Johann von Bülow spielt am 22. Oktober in dem ZDF-Krimi „Ein Kind wird gesucht“ Reinhard Schlitter, den Vater von Mirco Schlitter, der 2010 entführt und ermordet wurde. 145 Tage lang suchte Deutschlands bislang größte Sonderkommission nach dem Kind, machte den Täter ausfindig und wurde von diesem zu der Leiche geführt. Die Rolle des Reinhard Schlitter zählt zu einer der herausforderndsten und emotionalsten in der Schauspiel-Karriere von Johann von Bülow. PFALZ-ECHO-Redakteurin Patrizia Bär sprach in Köln mit ihm über seine Arbeit.

Als Schauspieler muss man sich viel intensiver mit Geschichten und den Personen dahinter beschäftigen, vor allem, wenn man in einem Film mitspielt, der auf wahren Begebenheiten beruht. Wie war es für Sie, sich so intensiv mit dem wahren Fall Mirco zu beschäftigen?

Johann von Bülow: Als Schauspieler muss man sich mit allen Geschichten intensiv beschäftigen und tief einsteigen. Bei diesem Film ging es darum, die Würde der Menschen, die man darstellt, zu respektieren. Man darf so eine Geschichte nicht ausschlachten und voyeuristisch denken. Auch wenn es ein ernstzunehmendes Thema ist, ist es gleichzeitig auch eine tolle Herausforderung für mich als Schauspieler gewesen, den Vater von Mirco Schlitter zu spielen. Das ist die Schizophrenie unseres Berufs, dass es trotz der Tragödie etwas Beglückendes hatte, diesen Part spielen zu dürfen. Man muss nah an seine eigenen Schmerzpunkte gehen, gleichzeitig muss man versuchen, der Rolle gerecht zu werden, die im Übrigen für mich unheimlich spannend war.

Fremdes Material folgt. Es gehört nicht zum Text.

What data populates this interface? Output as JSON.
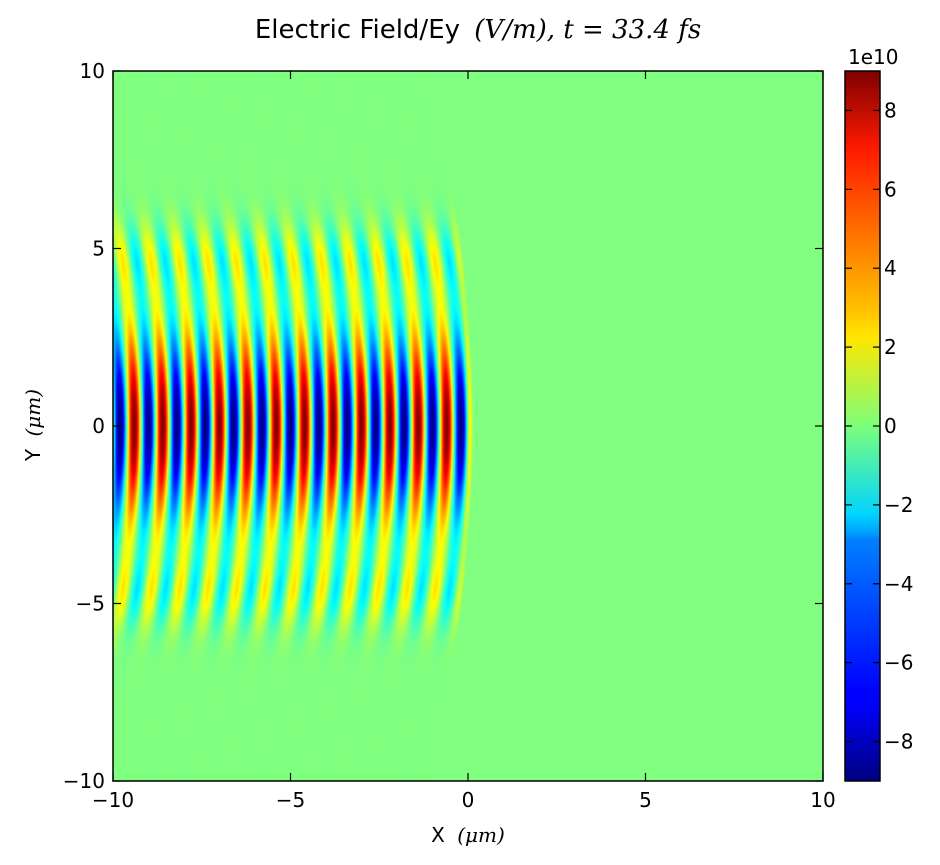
{
  "chart_data": {
    "type": "heatmap",
    "title": "Electric Field/Ey",
    "title_unit": "(V/m), ",
    "title_time": "t = 33.4 fs",
    "xlabel": "X",
    "xlabel_unit": "(μm)",
    "ylabel": "Y",
    "ylabel_unit": "(μm)",
    "xlim": [
      -10,
      10
    ],
    "ylim": [
      -10,
      10
    ],
    "x_ticks": [
      -10,
      -5,
      0,
      5,
      10
    ],
    "y_ticks": [
      -10,
      -5,
      0,
      5,
      10
    ],
    "x_tick_labels": [
      "−10",
      "−5",
      "0",
      "5",
      "10"
    ],
    "y_tick_labels": [
      "−10",
      "−5",
      "0",
      "5",
      "10"
    ],
    "colormap": "jet",
    "colorbar": {
      "range": [
        -9,
        9
      ],
      "multiplier_label": "1e10",
      "ticks": [
        8,
        6,
        4,
        2,
        0,
        -2,
        -4,
        -6,
        -8
      ],
      "tick_labels": [
        "8",
        "6",
        "4",
        "2",
        "0",
        "−2",
        "−4",
        "−6",
        "−8"
      ]
    },
    "field": {
      "description": "laser pulse Ey field, oscillating along x, Gaussian in y",
      "amplitude": 9,
      "x_start": -10,
      "x_front": 0,
      "wavelength": 0.8,
      "waist_y": 2.7,
      "front_curvature": 0.012,
      "background": 0.2
    }
  }
}
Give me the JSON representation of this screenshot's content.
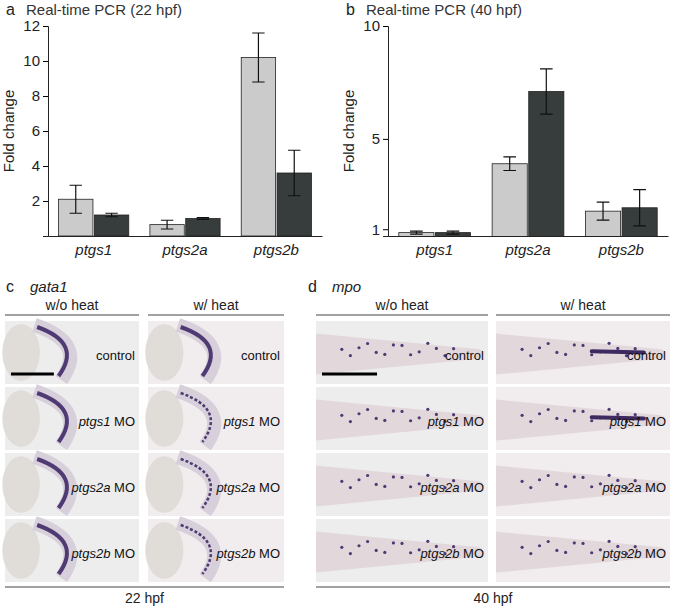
{
  "chart_data": [
    {
      "type": "bar",
      "title": "Real-time PCR (22 hpf)",
      "annotations": [
        "a"
      ],
      "y_label": "Fold change",
      "categories": [
        "ptgs1",
        "ptgs2a",
        "ptgs2b"
      ],
      "series": [
        {
          "color": "#cbcbcb",
          "values": [
            2.1,
            0.65,
            10.2
          ],
          "errors": [
            0.8,
            0.25,
            1.4
          ]
        },
        {
          "color": "#373c3c",
          "values": [
            1.2,
            1.0,
            3.6
          ],
          "errors": [
            0.1,
            0.05,
            1.3
          ]
        }
      ],
      "ylim": [
        0,
        12
      ],
      "yticks": [
        2,
        4,
        6,
        8,
        10,
        12
      ],
      "grid": false
    },
    {
      "type": "bar",
      "title": "Real-time PCR (40 hpf)",
      "annotations": [
        "b"
      ],
      "y_label": "Fold change",
      "categories": [
        "ptgs1",
        "ptgs2a",
        "ptgs2b"
      ],
      "series": [
        {
          "color": "#cbcbcb",
          "values": [
            0.85,
            3.9,
            1.8
          ],
          "errors": [
            0.07,
            0.3,
            0.4
          ]
        },
        {
          "color": "#373c3c",
          "values": [
            0.85,
            7.1,
            1.95
          ],
          "errors": [
            0.07,
            1.0,
            0.8
          ]
        }
      ],
      "ylim": [
        0.7,
        10
      ],
      "yticks": [
        1,
        5,
        10
      ],
      "grid": false
    }
  ],
  "image_panels": [
    {
      "label": "c",
      "gene": "gata1",
      "columns": [
        "w/o heat",
        "w/ heat"
      ],
      "rows": [
        "control",
        "ptgs1 MO",
        "ptgs2a MO",
        "ptgs2b MO"
      ],
      "stage": "22 hpf"
    },
    {
      "label": "d",
      "gene": "mpo",
      "columns": [
        "w/o heat",
        "w/ heat"
      ],
      "rows": [
        "control",
        "ptgs1 MO",
        "ptgs2a MO",
        "ptgs2b MO"
      ],
      "stage": "40 hpf"
    }
  ]
}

Hatten Sie Angst vor dem Zusammentreffen mit Familie Schlitter?

Johann von Bülow: Ja, weil ich den Schlitters als Schauspieler gerecht werden wollte. Ich wusste natürlich, dass Reinhard Schlitter mir mit dem Gedanken gegenübertritt: „Okay, das ist jetzt also der Typ, der mich in dem Film spielen soll.“ Dass es nicht um eine äußerliche Angleichung ging, war klar. Für die Menschen, die man verkörpert, ist es wichtig, dass man sie nicht verrät und dass man ihnen zuhört. Dass man sich fragt, was in ihnen vorgeht und sich Gedanken darüber macht, was bedeutet es eigentlich, wenn jemand sagt, dass der Glaube einen aufrechterhält. Dieser Aspekt hat mich persönlich auch sehr interessiert. Die Schlitters sollten in dem Film ja nicht wie eine verrückte Sektenfamilie rüberkommen, sondern so, wie sie wirklich sind: ernstzunehmende reflektierte Menschen, die einen besonderen Umgang mit dem Glauben haben, der nicht jedem so zugänglich ist, wie ihnen. Das wollte ich respektvoll abbilden.

Würden Sie sagen, dass die Rolle des Reinhard Schlitter eine Ihrer herausforderndsten war?

Johann von Bülow: Da gab es schon noch ein paar andere Rollen, die sehr herausfordernd waren, z.B. meine Rolle in dem Film „Elser – Er hätte die Welt verändert“ als Gestapo-Chef Heinrich Müller. Es ist aber schon eine besondere Form, einer Figur als Schauspieler seinen Schmerz zur Verfügung zu stellen – ein Schmerz, der echt ist. Das kann man nämlich nicht faken. In diesem Punkt war die Rolle sehr herausfordernd für mich.

In „Ein Kind wird gesucht“ spielt Johann von Bülow Reinhard Schlitter, den Vater von Mirco. (Foto: ZDF/Kerstin Stelter)

Wie haben Sie sich auf die Rolle vorbereitet?

Johann von Bülow: Ich mache etwas, was viele amerikanische Kollegen auch machen: Ich arbeite mit Coaches zusammen. In diesem Aspekt ist der Beruf des Schauspielers auf enttäuschende Weise handwerklich. Ich glaube nicht, dass das Forschen in der Biografie von Figuren, die Figuren reicher macht, sondern, dass das Forschen in der Fantasie des Schauspielers die Figuren reicher macht. Selbst in einem Fall, in dem das Vorbild echt ist, kann ich ja Reinhard Schlitter nicht eins zu eins spielen. Ich muss der Figur Reinhard Schlitter etwas von mir zur Verfügung stellen. Da geht es eigentlich nur darum, sich, in dem Moment, in dem die Kamera läuft, öffnen zu können und das auch zuzulassen.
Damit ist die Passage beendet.